Paul
Goble
Staunton, August 17 – As recently as
2012, many Russian commentators suggested that Adyge Habze, the
collection of traditional beliefs that for centuries have informed Circassian
identity and behavior, were dying out, the result of globalization and the policies
of the Soviet government (windowoneurasia2.blogspot.com/2013/01/window-on-eurasia-circassians-caught.html).
There were good reasons then to believe
such Russian suggestions were less a description of reality than of the hopes
of the imperial center that beliefs which had informed the Circassian struggle
against the Russian advance in earlier centuries were dying out. Now, thanks to the work of Circassian
scholars, there are even more compelling reasons for rejecting their claims.

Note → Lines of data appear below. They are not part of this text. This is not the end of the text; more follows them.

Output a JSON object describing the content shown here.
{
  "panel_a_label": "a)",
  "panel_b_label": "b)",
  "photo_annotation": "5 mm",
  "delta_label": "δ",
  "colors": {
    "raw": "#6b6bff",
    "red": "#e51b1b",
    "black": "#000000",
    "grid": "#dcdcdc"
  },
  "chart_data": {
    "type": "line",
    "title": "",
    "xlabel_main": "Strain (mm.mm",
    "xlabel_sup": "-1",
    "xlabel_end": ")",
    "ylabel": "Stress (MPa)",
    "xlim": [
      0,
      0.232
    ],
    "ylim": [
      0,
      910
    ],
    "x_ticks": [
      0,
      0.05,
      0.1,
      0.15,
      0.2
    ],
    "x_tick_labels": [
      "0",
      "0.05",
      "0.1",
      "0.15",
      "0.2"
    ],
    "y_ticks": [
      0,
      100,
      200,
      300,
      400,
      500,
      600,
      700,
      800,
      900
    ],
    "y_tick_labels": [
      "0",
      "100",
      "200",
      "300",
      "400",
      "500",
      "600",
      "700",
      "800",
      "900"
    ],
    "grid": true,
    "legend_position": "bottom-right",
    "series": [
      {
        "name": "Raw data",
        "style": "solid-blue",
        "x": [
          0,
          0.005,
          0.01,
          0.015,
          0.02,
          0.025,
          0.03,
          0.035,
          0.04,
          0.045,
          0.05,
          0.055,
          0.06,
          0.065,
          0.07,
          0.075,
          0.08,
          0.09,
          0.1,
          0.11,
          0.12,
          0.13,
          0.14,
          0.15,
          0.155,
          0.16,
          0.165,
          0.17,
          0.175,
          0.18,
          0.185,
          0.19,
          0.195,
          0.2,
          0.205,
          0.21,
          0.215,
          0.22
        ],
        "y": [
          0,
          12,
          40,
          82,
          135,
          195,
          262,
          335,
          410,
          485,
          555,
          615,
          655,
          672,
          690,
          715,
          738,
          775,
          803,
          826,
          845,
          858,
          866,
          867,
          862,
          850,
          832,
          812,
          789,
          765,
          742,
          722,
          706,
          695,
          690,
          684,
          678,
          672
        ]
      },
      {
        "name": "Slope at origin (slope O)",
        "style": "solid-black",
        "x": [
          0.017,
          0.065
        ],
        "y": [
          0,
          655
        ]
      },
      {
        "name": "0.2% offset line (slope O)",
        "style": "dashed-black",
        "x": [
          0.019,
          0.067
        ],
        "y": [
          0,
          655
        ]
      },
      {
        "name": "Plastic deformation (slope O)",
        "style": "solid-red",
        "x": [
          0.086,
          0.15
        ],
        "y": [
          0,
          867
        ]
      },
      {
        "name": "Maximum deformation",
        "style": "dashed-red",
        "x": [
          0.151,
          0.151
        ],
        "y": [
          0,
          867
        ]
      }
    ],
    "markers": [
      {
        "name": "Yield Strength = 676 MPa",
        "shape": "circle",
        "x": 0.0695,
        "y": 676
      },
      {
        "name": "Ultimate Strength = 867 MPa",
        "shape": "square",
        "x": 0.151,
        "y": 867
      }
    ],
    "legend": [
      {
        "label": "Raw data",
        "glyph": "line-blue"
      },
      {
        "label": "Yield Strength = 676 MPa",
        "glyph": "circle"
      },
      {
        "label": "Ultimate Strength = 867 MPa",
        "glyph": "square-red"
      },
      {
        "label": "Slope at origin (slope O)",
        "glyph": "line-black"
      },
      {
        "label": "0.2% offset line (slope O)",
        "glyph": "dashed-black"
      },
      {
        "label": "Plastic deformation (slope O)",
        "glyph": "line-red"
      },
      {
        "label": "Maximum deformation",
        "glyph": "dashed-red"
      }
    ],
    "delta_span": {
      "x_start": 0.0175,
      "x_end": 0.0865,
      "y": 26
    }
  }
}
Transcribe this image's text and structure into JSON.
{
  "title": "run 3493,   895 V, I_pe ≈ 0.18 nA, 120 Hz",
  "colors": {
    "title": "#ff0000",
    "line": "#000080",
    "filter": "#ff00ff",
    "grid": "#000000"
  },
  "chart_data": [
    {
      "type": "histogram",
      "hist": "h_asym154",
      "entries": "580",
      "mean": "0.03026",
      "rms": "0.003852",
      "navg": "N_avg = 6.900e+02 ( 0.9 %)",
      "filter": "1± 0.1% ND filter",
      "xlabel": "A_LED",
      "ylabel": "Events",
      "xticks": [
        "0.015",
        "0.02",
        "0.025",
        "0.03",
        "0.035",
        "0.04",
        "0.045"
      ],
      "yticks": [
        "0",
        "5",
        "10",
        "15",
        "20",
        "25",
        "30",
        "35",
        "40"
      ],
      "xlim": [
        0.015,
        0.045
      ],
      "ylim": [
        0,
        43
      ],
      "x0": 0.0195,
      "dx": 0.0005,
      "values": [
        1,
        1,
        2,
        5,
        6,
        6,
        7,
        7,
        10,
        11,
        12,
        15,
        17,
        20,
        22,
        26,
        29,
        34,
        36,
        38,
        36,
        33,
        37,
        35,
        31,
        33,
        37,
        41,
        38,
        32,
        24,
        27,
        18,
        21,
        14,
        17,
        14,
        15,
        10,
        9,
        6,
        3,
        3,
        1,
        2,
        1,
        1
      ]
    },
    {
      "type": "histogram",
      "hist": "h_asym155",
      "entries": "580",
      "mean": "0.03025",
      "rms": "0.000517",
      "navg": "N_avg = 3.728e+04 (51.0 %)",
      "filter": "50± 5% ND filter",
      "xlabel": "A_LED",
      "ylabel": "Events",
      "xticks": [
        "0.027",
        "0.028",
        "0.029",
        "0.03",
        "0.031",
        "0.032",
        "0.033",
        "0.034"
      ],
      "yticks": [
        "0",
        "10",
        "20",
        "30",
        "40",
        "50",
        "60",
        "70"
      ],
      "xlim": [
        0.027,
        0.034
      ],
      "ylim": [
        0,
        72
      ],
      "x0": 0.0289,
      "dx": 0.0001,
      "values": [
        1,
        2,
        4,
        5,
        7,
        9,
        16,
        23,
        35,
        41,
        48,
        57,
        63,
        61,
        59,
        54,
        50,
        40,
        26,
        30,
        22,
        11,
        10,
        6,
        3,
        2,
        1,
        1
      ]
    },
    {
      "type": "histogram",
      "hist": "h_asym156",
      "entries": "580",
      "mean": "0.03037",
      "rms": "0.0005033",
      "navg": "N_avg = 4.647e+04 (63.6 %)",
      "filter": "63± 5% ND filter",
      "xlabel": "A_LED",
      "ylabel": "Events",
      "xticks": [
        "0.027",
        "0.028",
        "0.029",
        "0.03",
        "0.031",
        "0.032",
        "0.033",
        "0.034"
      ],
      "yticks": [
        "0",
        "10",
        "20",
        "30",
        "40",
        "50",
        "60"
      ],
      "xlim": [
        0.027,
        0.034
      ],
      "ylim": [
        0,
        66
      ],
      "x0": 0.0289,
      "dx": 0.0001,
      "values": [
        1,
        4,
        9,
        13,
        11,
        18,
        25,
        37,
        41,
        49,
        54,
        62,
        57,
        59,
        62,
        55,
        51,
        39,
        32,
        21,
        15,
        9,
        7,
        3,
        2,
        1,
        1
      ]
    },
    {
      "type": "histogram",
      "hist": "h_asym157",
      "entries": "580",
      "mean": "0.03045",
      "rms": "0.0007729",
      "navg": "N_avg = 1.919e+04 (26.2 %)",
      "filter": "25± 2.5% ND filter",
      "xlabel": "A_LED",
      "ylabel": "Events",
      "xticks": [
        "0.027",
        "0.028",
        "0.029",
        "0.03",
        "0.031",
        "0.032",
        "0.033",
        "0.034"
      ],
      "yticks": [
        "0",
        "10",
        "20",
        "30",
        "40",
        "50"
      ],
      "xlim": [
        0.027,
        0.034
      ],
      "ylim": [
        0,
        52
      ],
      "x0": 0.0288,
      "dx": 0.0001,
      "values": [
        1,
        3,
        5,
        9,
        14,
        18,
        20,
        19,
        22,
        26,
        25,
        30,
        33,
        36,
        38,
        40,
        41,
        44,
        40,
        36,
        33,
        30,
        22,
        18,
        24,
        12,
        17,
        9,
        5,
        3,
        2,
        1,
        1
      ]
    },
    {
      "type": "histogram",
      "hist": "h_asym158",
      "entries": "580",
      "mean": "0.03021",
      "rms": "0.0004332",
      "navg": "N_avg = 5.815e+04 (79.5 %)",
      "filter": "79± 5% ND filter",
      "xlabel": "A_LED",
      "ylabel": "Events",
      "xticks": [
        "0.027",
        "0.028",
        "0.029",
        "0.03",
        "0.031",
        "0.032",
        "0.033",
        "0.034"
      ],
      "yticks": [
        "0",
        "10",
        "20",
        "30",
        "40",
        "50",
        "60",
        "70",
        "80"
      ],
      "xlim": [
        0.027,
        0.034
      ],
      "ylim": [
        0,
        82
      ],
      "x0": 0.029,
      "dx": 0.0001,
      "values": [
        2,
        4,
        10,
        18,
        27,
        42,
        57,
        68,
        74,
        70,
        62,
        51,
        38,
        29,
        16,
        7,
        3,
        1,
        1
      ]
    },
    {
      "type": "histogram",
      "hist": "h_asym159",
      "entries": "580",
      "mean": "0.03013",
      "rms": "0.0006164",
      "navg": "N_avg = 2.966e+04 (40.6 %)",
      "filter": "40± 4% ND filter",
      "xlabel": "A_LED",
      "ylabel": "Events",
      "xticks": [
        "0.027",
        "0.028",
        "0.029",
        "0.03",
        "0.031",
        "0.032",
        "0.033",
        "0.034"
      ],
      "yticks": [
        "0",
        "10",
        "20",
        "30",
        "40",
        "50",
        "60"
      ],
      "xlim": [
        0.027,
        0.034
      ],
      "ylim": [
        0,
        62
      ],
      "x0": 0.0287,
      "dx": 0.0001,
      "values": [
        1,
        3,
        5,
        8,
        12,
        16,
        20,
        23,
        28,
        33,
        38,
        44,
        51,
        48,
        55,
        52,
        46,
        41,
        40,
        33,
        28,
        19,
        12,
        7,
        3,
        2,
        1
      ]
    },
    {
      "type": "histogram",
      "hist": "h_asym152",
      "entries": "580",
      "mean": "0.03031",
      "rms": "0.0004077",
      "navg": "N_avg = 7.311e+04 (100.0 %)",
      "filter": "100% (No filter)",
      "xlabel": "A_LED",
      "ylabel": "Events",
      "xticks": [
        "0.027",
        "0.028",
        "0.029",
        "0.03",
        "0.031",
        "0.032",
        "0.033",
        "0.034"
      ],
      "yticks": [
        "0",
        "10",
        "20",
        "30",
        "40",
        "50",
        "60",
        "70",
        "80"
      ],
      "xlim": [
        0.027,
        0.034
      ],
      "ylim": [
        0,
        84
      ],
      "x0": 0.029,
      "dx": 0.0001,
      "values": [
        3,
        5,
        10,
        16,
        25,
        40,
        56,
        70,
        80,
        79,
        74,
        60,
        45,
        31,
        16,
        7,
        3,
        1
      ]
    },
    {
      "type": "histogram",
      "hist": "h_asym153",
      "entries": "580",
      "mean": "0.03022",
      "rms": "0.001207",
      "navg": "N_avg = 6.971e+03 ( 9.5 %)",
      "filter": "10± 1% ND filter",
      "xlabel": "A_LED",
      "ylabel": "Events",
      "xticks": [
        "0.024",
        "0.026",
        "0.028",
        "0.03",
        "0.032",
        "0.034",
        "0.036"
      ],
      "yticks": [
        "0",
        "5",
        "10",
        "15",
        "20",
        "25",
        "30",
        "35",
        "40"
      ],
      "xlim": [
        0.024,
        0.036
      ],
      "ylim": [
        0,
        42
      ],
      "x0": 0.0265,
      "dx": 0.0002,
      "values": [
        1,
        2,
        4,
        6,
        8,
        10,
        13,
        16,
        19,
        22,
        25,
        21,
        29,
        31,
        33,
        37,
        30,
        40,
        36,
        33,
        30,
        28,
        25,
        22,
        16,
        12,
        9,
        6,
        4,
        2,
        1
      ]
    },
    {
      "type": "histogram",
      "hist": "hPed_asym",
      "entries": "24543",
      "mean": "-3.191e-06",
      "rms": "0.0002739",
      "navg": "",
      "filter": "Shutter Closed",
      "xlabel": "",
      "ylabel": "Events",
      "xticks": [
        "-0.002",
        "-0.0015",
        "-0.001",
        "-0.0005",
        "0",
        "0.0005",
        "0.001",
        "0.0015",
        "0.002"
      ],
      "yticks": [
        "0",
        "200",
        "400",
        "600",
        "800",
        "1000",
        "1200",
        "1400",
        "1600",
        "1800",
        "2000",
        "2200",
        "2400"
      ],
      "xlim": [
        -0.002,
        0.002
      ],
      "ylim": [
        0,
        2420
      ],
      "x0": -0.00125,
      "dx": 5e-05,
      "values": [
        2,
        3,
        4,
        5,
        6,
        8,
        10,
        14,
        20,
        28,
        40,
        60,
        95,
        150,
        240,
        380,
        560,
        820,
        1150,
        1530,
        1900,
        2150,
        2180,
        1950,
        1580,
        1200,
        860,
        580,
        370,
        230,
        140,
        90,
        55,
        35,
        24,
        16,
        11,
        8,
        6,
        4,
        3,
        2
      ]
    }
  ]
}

And the new findings are important
politically because they mean that Moscow’s longstanding effort to divide the
Circassian nation into a variety of “nationalities” including Adgyeys,
Kabardins, Cherkess, and Shapsugs has failed and that what the Circassians
shared in common before the Russians came is recovering its importance as a
source of unity.
A recent article by Madina Khakuasheva, a researcher at the
Kabardino-Balkar Scientific Center of the Russian Academy of Sciences, on the
state of gender relations among Circassians documents the ways in which the
Adyge Habze code of behavior defines not only what people do but how they
define it (natpressru.info/index.php?newsid=11707).
The 5,000-word provides an enormous
amount of evidence in support of the continuing and even growing influence of
the Circassian code and makes the implicit argument that the Circassians are
far better placed to unite even across the lines Moscow has imposed to divide
them because of the continuing vitality of Adyge Habze.
As the experience of the East Europeans
and Baltic countries since 1989 has shown, it is always easier to restore something
than to create something new, especially if that which needs to be restored has
remained part of the living memory and values systems of the population. That
is what the Adyge Habze offers – and why it is so important.